On opening day, Kuba was joined by a team of Cal U Anthropology majors and alumni, Maxine Neiberg.

“We brought a small collection of naturally mummified non-human animal remains with us, in small containers that science center guests could pick up and look at more closely,” she said. “We wanted to highlight that, even in often-damp Pennsylvania, mummification can occur, if conditions were right.”

With her students helping, they talked about what it would take to have mummification occur locally and the importance this knowledge can play in understanding the archaeological past and forensic cases.

Having the exhibit at the science center is a boon for the area, from both a tourist aspect as well as an educational aspect, according to Kuba.

On opening weekend, she said she talked with people from Columbus, Ohio, who drove in just to see the exhibit.

Also she got to tour the exhibit prior to opening with a group of middle-schoolers who wanted to understand what they were seeing and know the process.

“The children were not totally creeped out by what they were seeing, but they did want to understand why and how did these mummies come to be,” Kuba said. “The exhibit challenges the center’s guests to think about the impact of socioeconomic status on health, death, and treatment after death.”

For example, while the Egyptian mummies were high status individuals, can the same be said for the individuals who became part of the the Burns anatomical collection?

“What about the health issues faced by several individuals in the exhibit?,” Kuba questioned. “People may be surprised to think of a dental abscess possibly contributing to a person’s death, as seen with one of the Egyptian mummies, though people, even in the United States, can die due to complications in oral health. And then one can also enter into a discussion on the ethics of how anatomical collections are formed, exhibition of human remains, and value of research of such collections.”

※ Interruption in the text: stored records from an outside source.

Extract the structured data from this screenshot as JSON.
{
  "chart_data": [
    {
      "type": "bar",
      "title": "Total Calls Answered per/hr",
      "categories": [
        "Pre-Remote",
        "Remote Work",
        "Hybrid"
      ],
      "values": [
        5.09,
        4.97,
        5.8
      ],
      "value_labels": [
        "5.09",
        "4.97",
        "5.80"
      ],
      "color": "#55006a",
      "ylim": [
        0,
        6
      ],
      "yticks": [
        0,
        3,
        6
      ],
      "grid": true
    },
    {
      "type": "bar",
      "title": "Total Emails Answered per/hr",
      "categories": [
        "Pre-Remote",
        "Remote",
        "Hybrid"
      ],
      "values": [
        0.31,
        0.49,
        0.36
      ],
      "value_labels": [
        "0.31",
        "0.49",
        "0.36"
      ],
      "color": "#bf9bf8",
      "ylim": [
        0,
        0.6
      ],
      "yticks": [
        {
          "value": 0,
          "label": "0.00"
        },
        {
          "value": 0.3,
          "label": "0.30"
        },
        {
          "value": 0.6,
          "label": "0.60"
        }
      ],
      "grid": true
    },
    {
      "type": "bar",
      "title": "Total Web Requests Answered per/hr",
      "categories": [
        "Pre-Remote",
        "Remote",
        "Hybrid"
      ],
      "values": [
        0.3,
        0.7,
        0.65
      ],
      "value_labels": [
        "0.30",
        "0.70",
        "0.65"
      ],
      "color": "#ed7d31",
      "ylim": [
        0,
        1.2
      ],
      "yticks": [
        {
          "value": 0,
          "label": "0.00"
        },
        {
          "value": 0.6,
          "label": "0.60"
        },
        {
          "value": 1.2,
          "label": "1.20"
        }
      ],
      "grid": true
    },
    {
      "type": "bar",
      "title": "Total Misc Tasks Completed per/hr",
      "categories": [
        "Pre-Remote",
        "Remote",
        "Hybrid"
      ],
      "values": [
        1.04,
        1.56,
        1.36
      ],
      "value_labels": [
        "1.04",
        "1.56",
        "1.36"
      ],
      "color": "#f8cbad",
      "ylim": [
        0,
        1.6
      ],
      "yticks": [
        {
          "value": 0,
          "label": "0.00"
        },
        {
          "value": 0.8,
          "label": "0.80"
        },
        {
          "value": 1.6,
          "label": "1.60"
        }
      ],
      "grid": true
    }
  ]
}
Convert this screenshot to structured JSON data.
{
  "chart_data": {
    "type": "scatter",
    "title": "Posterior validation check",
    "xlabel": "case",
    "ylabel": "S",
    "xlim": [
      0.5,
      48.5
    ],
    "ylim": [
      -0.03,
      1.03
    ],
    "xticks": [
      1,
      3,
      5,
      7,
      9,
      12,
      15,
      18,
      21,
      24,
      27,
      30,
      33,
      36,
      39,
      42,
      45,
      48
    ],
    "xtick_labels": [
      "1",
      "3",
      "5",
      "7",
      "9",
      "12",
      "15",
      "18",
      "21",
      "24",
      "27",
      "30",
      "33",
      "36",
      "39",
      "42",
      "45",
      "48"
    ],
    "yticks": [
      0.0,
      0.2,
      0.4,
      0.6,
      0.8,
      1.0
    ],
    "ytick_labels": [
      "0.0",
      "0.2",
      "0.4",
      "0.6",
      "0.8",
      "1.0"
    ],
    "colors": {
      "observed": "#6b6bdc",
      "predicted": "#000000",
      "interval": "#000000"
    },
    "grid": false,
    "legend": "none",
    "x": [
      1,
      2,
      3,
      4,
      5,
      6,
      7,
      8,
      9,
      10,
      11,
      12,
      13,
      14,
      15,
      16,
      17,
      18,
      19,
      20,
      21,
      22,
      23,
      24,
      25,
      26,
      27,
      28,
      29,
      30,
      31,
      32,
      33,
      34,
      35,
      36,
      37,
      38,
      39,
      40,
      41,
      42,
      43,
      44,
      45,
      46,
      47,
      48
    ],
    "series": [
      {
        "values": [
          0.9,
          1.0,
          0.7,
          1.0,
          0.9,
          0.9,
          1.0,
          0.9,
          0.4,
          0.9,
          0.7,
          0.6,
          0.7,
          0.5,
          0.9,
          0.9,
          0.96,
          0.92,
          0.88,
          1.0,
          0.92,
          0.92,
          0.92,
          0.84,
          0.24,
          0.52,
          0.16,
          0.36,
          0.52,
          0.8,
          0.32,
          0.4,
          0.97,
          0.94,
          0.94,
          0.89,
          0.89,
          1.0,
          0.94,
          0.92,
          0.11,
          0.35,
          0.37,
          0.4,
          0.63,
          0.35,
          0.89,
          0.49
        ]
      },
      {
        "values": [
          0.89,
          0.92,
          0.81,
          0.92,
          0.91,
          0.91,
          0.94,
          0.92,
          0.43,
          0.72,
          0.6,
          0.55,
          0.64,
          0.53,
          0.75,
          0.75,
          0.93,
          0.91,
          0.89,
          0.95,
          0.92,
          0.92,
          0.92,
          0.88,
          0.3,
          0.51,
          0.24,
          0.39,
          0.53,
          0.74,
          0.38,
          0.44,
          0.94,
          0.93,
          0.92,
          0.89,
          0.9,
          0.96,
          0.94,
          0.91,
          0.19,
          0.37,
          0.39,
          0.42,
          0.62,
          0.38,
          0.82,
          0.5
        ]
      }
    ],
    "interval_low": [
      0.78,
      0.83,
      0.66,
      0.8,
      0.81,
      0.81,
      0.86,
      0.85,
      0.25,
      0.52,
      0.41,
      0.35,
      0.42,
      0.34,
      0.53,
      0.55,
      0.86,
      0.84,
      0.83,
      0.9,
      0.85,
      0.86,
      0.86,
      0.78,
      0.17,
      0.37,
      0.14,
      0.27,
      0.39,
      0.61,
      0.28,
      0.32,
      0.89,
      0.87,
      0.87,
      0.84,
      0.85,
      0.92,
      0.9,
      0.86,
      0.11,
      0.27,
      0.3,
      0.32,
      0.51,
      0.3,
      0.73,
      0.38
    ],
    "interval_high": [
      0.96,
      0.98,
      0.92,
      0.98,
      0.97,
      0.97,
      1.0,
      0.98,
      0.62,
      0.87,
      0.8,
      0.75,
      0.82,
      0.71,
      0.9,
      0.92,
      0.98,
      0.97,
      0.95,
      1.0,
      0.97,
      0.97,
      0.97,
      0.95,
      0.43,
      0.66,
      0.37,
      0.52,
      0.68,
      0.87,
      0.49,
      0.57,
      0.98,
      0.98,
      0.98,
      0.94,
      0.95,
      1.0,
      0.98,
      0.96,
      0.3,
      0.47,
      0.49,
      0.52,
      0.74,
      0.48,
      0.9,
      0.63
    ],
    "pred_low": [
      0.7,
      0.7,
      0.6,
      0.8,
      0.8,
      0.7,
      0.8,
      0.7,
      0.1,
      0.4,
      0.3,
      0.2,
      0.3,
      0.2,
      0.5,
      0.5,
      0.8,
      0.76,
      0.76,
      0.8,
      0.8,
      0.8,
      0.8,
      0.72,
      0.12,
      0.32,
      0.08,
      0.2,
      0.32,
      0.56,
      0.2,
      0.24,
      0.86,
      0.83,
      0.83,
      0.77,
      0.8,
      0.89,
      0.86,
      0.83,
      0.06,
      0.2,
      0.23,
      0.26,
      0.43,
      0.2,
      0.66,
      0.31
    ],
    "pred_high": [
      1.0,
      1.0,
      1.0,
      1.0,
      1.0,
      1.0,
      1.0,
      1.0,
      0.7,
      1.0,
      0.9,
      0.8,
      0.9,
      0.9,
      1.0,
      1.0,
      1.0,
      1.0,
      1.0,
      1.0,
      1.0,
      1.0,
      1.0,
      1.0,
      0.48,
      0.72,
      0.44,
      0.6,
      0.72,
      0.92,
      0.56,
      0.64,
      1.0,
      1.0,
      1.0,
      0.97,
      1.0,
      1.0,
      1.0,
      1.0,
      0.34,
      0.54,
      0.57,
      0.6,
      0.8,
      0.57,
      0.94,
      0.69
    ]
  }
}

Kuba added that we often think of death as a topic to be avoided in our modern Western society, but it is one thing that we know that all people of all cultures and time periods have in common.

“Eventually, we all will die, and being able to talk about death, factors contributing to death, and what happens to bodies after death is a valid endeavor,” she said. “It helps to alleviate some of the fear and apprehension about the topic.

“It is also helpful to learn how other cultures deal with death, their belief systems, and world views,” Kuba added. “While we may not share those beliefs or views, getting to understand them helps to start a dialogue where other common threads may be found.”

Chynoweth said there are stations where visitors can learn about the CT scanning that is done to learn more about that particular mummy — their health, the way they lived, the way they died and even about the different cultures of ancient civilization.

“There’s a bust of King Tut where they used modern-day scanning of his mummy to create what he looked like when he was alive,” she said. “His face was not something that we were previously ever able to see.”

This time of year, with the Halloween season upon us, interest in the subject matter is growing, but Chynoweth said it’s such a great exhibit that they are sure the interest factor in the exhibit will continue through it’s run to April 19, 2020.

Kuba hopes the locals will take the time to visit the exhibit to learn something they might not have otherwise known.

“The Mummies of the World exhibit pulls on many branches of science to help tell the stories of the individuals whose remains are part of it, but, ultimately, it is the human story that captures us,” she said. “And when we see these mummies, think and talk about them, we bring them into our own life stories as well.”

Science center members can visit the exhibit for free. For non-members, tickets are $19.95 for adults, $14.95 for adults over 65, $11.95 for children under 18 and free for children under the age of 2.

Tickets can be purchased at carnegiesciencecenter.org or at the center.